Tukes v. Richard (2022) 81 Cal.App.5th 1. This is a SLAPP case. Richard was the beneficiary of a trust. Tukes, whose mother was the other beneficiary of the trust, brought an action against the trustee seeking compensation for her efforts in helping to sell certain trust property. Richard filed an answer in that action although was not a named party nor did he obtain leave to intervene. Tukes later dismissed claims against Richard, although he was not named in the action.
Despite never having been named by Tukes, Richard sued Tukes and her attorney for malicious prosecution. Richard’s attorney filed the SLAPP motion which was granted because Richard was unable to show probability of prevailing because he hadn’t been a party in the underlying action and lacked standing to sue for malicious prosecution. The court of appeal agreed that the lack of standing to bring a malicious prosecution action meant that the SLAPP motion should have been granted.
Golden Gate Land Holdings, LLC v. Direct Action Everywhere (2022) 81 Cal.App.5th 82. This is also a SLAPP case. A horse-racing track operator sued an animal rights organization for trespass and interference with prospective economic relationships. The animal rights organization filed a SLAPP motion and the motion as denied with the court concluding that the organization failed to meet plaintiff’s initial burden of proof to show that the complaint challenged protected activity. The court of appeal found that the claim that the advocacy organization was vicariously liable for some third parties’ illegal conduct might have been subject to demurrer or other summary challenge, but it wasn’t subject to a SLAPP motion because the alleged liability was not premised on constitutionally protected activity.

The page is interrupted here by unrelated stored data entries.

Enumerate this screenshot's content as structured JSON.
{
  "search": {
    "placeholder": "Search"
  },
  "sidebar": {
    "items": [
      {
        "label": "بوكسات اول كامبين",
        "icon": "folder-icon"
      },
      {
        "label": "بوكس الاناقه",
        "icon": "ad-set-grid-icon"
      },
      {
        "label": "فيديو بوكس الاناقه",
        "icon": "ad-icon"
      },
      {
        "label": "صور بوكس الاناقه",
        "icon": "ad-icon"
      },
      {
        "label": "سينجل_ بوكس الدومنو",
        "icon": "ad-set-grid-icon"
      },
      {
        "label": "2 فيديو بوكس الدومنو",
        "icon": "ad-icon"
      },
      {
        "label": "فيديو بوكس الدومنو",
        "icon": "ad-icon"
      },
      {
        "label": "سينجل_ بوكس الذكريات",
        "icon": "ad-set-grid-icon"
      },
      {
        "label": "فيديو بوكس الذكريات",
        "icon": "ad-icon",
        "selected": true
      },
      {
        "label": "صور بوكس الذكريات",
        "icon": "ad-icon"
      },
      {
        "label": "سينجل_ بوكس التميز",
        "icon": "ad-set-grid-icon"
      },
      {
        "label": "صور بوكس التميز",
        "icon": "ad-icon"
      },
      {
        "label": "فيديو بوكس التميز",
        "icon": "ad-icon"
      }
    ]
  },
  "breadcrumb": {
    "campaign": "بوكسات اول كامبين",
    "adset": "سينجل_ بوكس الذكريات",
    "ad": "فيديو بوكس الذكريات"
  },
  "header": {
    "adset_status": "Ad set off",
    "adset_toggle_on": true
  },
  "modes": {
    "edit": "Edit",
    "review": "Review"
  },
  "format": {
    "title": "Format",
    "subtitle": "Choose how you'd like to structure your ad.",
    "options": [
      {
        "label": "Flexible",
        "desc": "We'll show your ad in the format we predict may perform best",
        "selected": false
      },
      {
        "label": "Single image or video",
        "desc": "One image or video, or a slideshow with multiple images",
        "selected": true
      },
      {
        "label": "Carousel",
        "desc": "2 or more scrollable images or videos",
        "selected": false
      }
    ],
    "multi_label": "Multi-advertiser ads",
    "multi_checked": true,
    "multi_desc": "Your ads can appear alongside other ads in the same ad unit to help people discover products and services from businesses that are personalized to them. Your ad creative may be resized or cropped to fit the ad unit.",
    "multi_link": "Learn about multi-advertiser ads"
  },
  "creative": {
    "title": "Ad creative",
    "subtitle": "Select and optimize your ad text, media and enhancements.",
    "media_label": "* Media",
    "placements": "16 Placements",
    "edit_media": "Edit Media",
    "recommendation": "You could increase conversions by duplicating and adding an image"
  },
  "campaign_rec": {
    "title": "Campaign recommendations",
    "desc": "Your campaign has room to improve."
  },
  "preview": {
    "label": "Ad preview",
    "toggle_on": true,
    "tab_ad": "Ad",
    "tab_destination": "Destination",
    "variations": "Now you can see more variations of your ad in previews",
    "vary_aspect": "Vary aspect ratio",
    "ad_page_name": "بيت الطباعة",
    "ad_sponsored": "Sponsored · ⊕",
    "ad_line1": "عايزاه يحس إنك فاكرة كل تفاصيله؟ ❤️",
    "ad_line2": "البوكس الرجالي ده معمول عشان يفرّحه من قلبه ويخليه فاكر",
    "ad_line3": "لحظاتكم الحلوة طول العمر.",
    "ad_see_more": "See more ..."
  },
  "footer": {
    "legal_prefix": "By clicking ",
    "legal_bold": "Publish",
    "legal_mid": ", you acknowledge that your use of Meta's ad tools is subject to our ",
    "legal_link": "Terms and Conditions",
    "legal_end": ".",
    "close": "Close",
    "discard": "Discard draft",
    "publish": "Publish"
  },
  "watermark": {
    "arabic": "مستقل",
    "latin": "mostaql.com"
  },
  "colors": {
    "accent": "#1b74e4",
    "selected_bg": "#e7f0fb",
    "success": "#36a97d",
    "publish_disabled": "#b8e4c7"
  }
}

M & L Financial, Inc. v. Sotheby’s, Inc. (2022) 81 Cal.App.5th 173. The plaintiff took some jewelry to the defendant for consignment. The defendant released the jewelry to a stranger without informing the plaintiff, the jewelry vanished and plaintiff filed a lawsuit. The court found that the plaintiff could state a proper claim for breach of contract by defendant’s breaching the consignment agreement by giving the jewelry to a stranger without plaintiff’s permission. The breach was measured in damages by the value of the lost jewelry. However, a demurrer to a negligence claim was properly sustained.